Выбрать главу

— Нужны были бы одеяла, — пробормотал Мушабеф, — здесь замерзаешь.

— Разведем огонь.

Стали ломать ветки. Но деревья были мокрые от росы; пришлось оставить эту мысль, и мы философски вынули трубки.

— У тебя есть табак? — спросил приятель.

— В мешке у меня семь пачек.

— Отлично, у меня — десять. Это неплохо, но, дружище, нам все же придется накладывать руку на все, что может заменить табак; в ближайшем будущем табак совершенно исчезнет. Мне совершенно безразлично, увижу ли я поезда и шестиэтажные дома, но, черт возьми, я не мог бы жить без табака!

Мы уснули днем, когда раннее весеннее солнышко ревниво пригревало нас, словно прекрасные овощи, выросшие на приволье. Потом мы позавтракали хлебом и колбасой и снова взялись за палки, углубляясь в природу, покуривая трубки и забыв уже о желтом смехе, об избиении клоунов, о пожаре Парижа.

Мушабёф воображал себя на маневрах и не пропустил ни одной песни, что пелись в его полку. Других он не хотел слушать, все они казались ему неинтересными. Он угостил меня и чудесной историей о папаше Дюпанлу, этом французском Карагезе, и о супружеских несчастьях мельника, и о том, как «жила на свете прачка».

Восемь дней мы шли, ночуя в лесах, проходя через покинутые, большей частью, селения.

Эти пустынные деревни нас очень удивляли; мы не могли объяснить себе, почему жители покинули свои жилища.

— Не может быть, чтобы они все вымерли, — говорил мой друг, — иначе остались бы какие-нибудь следы этого.

В окрестностях Эврэ мы вошли в маленькую деревеньку, тоже пустынную. Только один домик, казалось, возвещал о присутствии человеческой жизни — легкий султан дыма кокетливо вырывался из его красной кирпичной трубы.

Калитка в сад была полуотворена. Я вошел первым, без церемоний, и на повороте аллеи мы встретили старого господина в белом тиковом костюме, очень озабоченно осматривавшего шпалеры деревьев и с крайней осторожностью ощупывавшего молодые почки.

Услышав шум шагов по гравию аллеи, он повернул голову и молча посмотрел на нас. Затем, машинально подергивая остро подстриженную бородку, спросил:

— Что вам угодно?

— Сударь, — ответил Мушабёф, — мы не злоумышленники, мы несчастные путешественники, бежавшие от эпидемии. Вы, вероятно, слышали о Желтом Смехе?

— Да, да, — ответил старик, — так это правда?

— Увы!

— Отсюда все уехали недели две тому назад. Со всех сторон крестьяне направились в город, покинув свои селения, услышав, что в больших центрах вспыхнула революция. С тех пор никто не возвращался.

— Это безумие, это архибезумие, — завизжал Мушабёф, — чего ради бросились они в самый очаг заразы?

— Алчность, — ответил старик, лаская склонившуюся ветку цветущей яблони, — алчность. Когда они узнали, что в городах идет грабеж, они пожелали участвовать в поживе, получить свою часть добычи. Для них город ведь всегда был несгораемым шкафом, полным богатств. Парижанин всегда означало для них то же, что богач. Если вам когда-либо случалось проводить каникулы в деревне, вам должна быть известна их жадность. Они вносят искусство в обдирание горожан.

— Так все обитатели этого селения уехали в Париж? — спросил я.

— О, нет, о, нет! Париж не центр для нас.

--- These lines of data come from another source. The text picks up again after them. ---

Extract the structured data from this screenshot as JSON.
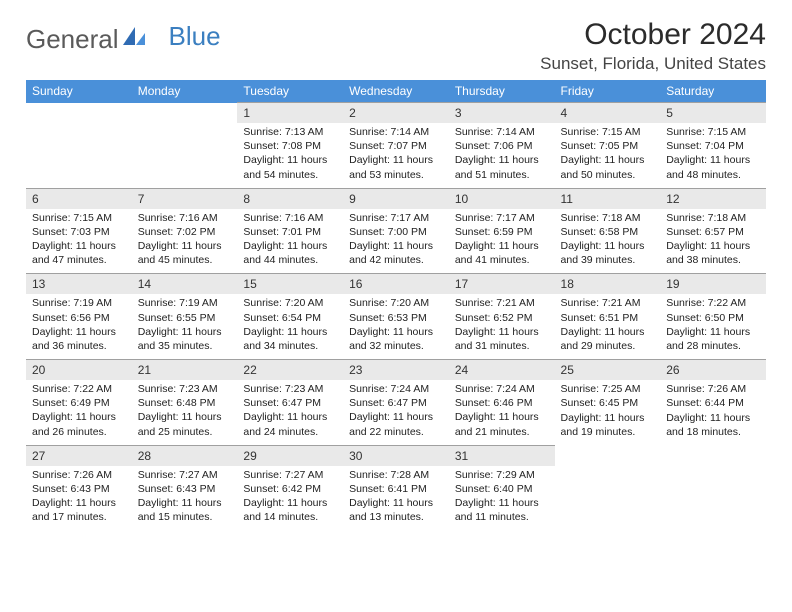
{
  "logo": {
    "part1": "General",
    "part2": "Blue"
  },
  "title": "October 2024",
  "location": "Sunset, Florida, United States",
  "colors": {
    "header_bg": "#4a90d9",
    "header_text": "#ffffff",
    "daynum_bg": "#e9e9e9",
    "border": "#a0a0a0",
    "text": "#222222",
    "logo_gray": "#5a5a5a",
    "logo_blue": "#3b7fc0"
  },
  "day_names": [
    "Sunday",
    "Monday",
    "Tuesday",
    "Wednesday",
    "Thursday",
    "Friday",
    "Saturday"
  ],
  "weeks": [
    {
      "nums": [
        "",
        "",
        "1",
        "2",
        "3",
        "4",
        "5"
      ],
      "cells": [
        null,
        null,
        {
          "sr": "Sunrise: 7:13 AM",
          "ss": "Sunset: 7:08 PM",
          "d1": "Daylight: 11 hours",
          "d2": "and 54 minutes."
        },
        {
          "sr": "Sunrise: 7:14 AM",
          "ss": "Sunset: 7:07 PM",
          "d1": "Daylight: 11 hours",
          "d2": "and 53 minutes."
        },
        {
          "sr": "Sunrise: 7:14 AM",
          "ss": "Sunset: 7:06 PM",
          "d1": "Daylight: 11 hours",
          "d2": "and 51 minutes."
        },
        {
          "sr": "Sunrise: 7:15 AM",
          "ss": "Sunset: 7:05 PM",
          "d1": "Daylight: 11 hours",
          "d2": "and 50 minutes."
        },
        {
          "sr": "Sunrise: 7:15 AM",
          "ss": "Sunset: 7:04 PM",
          "d1": "Daylight: 11 hours",
          "d2": "and 48 minutes."
        }
      ]
    },
    {
      "nums": [
        "6",
        "7",
        "8",
        "9",
        "10",
        "11",
        "12"
      ],
      "cells": [
        {
          "sr": "Sunrise: 7:15 AM",
          "ss": "Sunset: 7:03 PM",
          "d1": "Daylight: 11 hours",
          "d2": "and 47 minutes."
        },
        {
          "sr": "Sunrise: 7:16 AM",
          "ss": "Sunset: 7:02 PM",
          "d1": "Daylight: 11 hours",
          "d2": "and 45 minutes."
        },
        {
          "sr": "Sunrise: 7:16 AM",
          "ss": "Sunset: 7:01 PM",
          "d1": "Daylight: 11 hours",
          "d2": "and 44 minutes."
        },
        {
          "sr": "Sunrise: 7:17 AM",
          "ss": "Sunset: 7:00 PM",
          "d1": "Daylight: 11 hours",
          "d2": "and 42 minutes."
        },
        {
          "sr": "Sunrise: 7:17 AM",
          "ss": "Sunset: 6:59 PM",
          "d1": "Daylight: 11 hours",
          "d2": "and 41 minutes."
        },
        {
          "sr": "Sunrise: 7:18 AM",
          "ss": "Sunset: 6:58 PM",
          "d1": "Daylight: 11 hours",
          "d2": "and 39 minutes."
        },
        {
          "sr": "Sunrise: 7:18 AM",
          "ss": "Sunset: 6:57 PM",
          "d1": "Daylight: 11 hours",
          "d2": "and 38 minutes."
        }
      ]
    },
    {
      "nums": [
        "13",
        "14",
        "15",
        "16",
        "17",
        "18",
        "19"
      ],
      "cells": [
        {
          "sr": "Sunrise: 7:19 AM",
          "ss": "Sunset: 6:56 PM",
          "d1": "Daylight: 11 hours",
          "d2": "and 36 minutes."
        },
        {
          "sr": "Sunrise: 7:19 AM",
          "ss": "Sunset: 6:55 PM",
          "d1": "Daylight: 11 hours",
          "d2": "and 35 minutes."
        },
        {
          "sr": "Sunrise: 7:20 AM",
          "ss": "Sunset: 6:54 PM",
          "d1": "Daylight: 11 hours",
          "d2": "and 34 minutes."
        },
        {
          "sr": "Sunrise: 7:20 AM",
          "ss": "Sunset: 6:53 PM",
          "d1": "Daylight: 11 hours",
          "d2": "and 32 minutes."
        },
        {
          "sr": "Sunrise: 7:21 AM",
          "ss": "Sunset: 6:52 PM",
          "d1": "Daylight: 11 hours",
          "d2": "and 31 minutes."
        },
        {
          "sr": "Sunrise: 7:21 AM",
          "ss": "Sunset: 6:51 PM",
          "d1": "Daylight: 11 hours",
          "d2": "and 29 minutes."
        },
        {
          "sr": "Sunrise: 7:22 AM",
          "ss": "Sunset: 6:50 PM",
          "d1": "Daylight: 11 hours",
          "d2": "and 28 minutes."
        }
      ]
    },
    {
      "nums": [
        "20",
        "21",
        "22",
        "23",
        "24",
        "25",
        "26"
      ],
      "cells": [
        {
          "sr": "Sunrise: 7:22 AM",
          "ss": "Sunset: 6:49 PM",
          "d1": "Daylight: 11 hours",
          "d2": "and 26 minutes."
        },
        {
          "sr": "Sunrise: 7:23 AM",
          "ss": "Sunset: 6:48 PM",
          "d1": "Daylight: 11 hours",
          "d2": "and 25 minutes."
        },
        {
          "sr": "Sunrise: 7:23 AM",
          "ss": "Sunset: 6:47 PM",
          "d1": "Daylight: 11 hours",
          "d2": "and 24 minutes."
        },
        {
          "sr": "Sunrise: 7:24 AM",
          "ss": "Sunset: 6:47 PM",
          "d1": "Daylight: 11 hours",
          "d2": "and 22 minutes."
        },
        {
          "sr": "Sunrise: 7:24 AM",
          "ss": "Sunset: 6:46 PM",
          "d1": "Daylight: 11 hours",
          "d2": "and 21 minutes."
        },
        {
          "sr": "Sunrise: 7:25 AM",
          "ss": "Sunset: 6:45 PM",
          "d1": "Daylight: 11 hours",
          "d2": "and 19 minutes."
        },
        {
          "sr": "Sunrise: 7:26 AM",
          "ss": "Sunset: 6:44 PM",
          "d1": "Daylight: 11 hours",
          "d2": "and 18 minutes."
        }
      ]
    },
    {
      "nums": [
        "27",
        "28",
        "29",
        "30",
        "31",
        "",
        ""
      ],
      "cells": [
        {
          "sr": "Sunrise: 7:26 AM",
          "ss": "Sunset: 6:43 PM",
          "d1": "Daylight: 11 hours",
          "d2": "and 17 minutes."
        },
        {
          "sr": "Sunrise: 7:27 AM",
          "ss": "Sunset: 6:43 PM",
          "d1": "Daylight: 11 hours",
          "d2": "and 15 minutes."
        },
        {
          "sr": "Sunrise: 7:27 AM",
          "ss": "Sunset: 6:42 PM",
          "d1": "Daylight: 11 hours",
          "d2": "and 14 minutes."
        },
        {
          "sr": "Sunrise: 7:28 AM",
          "ss": "Sunset: 6:41 PM",
          "d1": "Daylight: 11 hours",
          "d2": "and 13 minutes."
        },
        {
          "sr": "Sunrise: 7:29 AM",
          "ss": "Sunset: 6:40 PM",
          "d1": "Daylight: 11 hours",
          "d2": "and 11 minutes."
        },
        null,
        null
      ]
    }
  ]
}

Они отправились грабить Эврэ и, главным образом, Руан.

Я схватился за голову.

— А моя мать! — пробормотал я.

— Твоя мать с кузиной уже должны быть в деревне, это — наверняка.

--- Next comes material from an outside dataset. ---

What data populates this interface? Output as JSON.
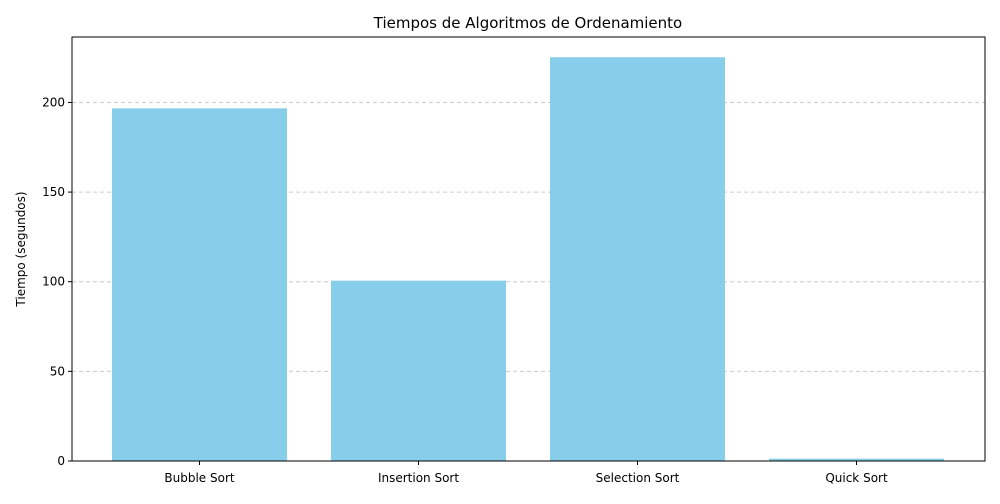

Но беспокойство не покидало меня. Я не разделял оптимизма Мушабёфа. Мы все же решили достичь Руана, отдав должное обеду, которым угостил нас этот добрый старик.

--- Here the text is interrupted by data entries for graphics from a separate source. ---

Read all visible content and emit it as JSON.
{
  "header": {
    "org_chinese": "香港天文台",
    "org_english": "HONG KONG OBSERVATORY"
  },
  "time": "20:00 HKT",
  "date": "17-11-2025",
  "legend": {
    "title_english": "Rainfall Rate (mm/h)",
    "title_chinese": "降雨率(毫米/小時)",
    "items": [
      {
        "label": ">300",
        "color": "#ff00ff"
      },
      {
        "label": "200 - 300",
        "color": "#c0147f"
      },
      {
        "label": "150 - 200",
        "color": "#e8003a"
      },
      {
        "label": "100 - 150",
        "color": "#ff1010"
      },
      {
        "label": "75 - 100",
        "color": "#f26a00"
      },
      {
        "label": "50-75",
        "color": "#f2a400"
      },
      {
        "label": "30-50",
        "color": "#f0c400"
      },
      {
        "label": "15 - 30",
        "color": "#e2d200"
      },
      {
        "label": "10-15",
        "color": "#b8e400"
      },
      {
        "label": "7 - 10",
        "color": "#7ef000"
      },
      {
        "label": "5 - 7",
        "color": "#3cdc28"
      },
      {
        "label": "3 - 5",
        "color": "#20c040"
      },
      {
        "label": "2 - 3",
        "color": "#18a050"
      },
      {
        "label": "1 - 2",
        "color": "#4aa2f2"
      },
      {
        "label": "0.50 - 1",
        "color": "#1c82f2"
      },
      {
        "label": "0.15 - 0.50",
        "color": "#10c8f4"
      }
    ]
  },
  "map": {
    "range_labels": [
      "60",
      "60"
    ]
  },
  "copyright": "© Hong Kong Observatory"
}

Впервые после нашего отъезда из Парижа мы жили, как прежде, в прошлые времена.

На круглом столе розовый абажур лампы золотил тарелки. На длинном блюде дымился омлет со шпиком. На скатерти, вытянувшись в ряд, стояли бутылки вина и сидра; красовался паштет из утки, похожий формой на прочный приземистый нормандский буфет, блестевший в тени столовой.

Нашего хозяина звали Робинэ, как он нам сообщил. История с Желтым Смехом не казалась ему очень важной, ибо ужасное бедствие не затрагивало ни цветов, ни плодовых деревьев. Как и раньше, он продолжал обрабатывать свой сад. Этот счастливец предложил нам кровать для ночлега. И мы установили, что в кровати спится лучше, чем под открытым небом, и торжественно поклялись спасти из кучи развалин хотя бы этот приятный отброс старого времени, если только судьба дарует нам жизнь.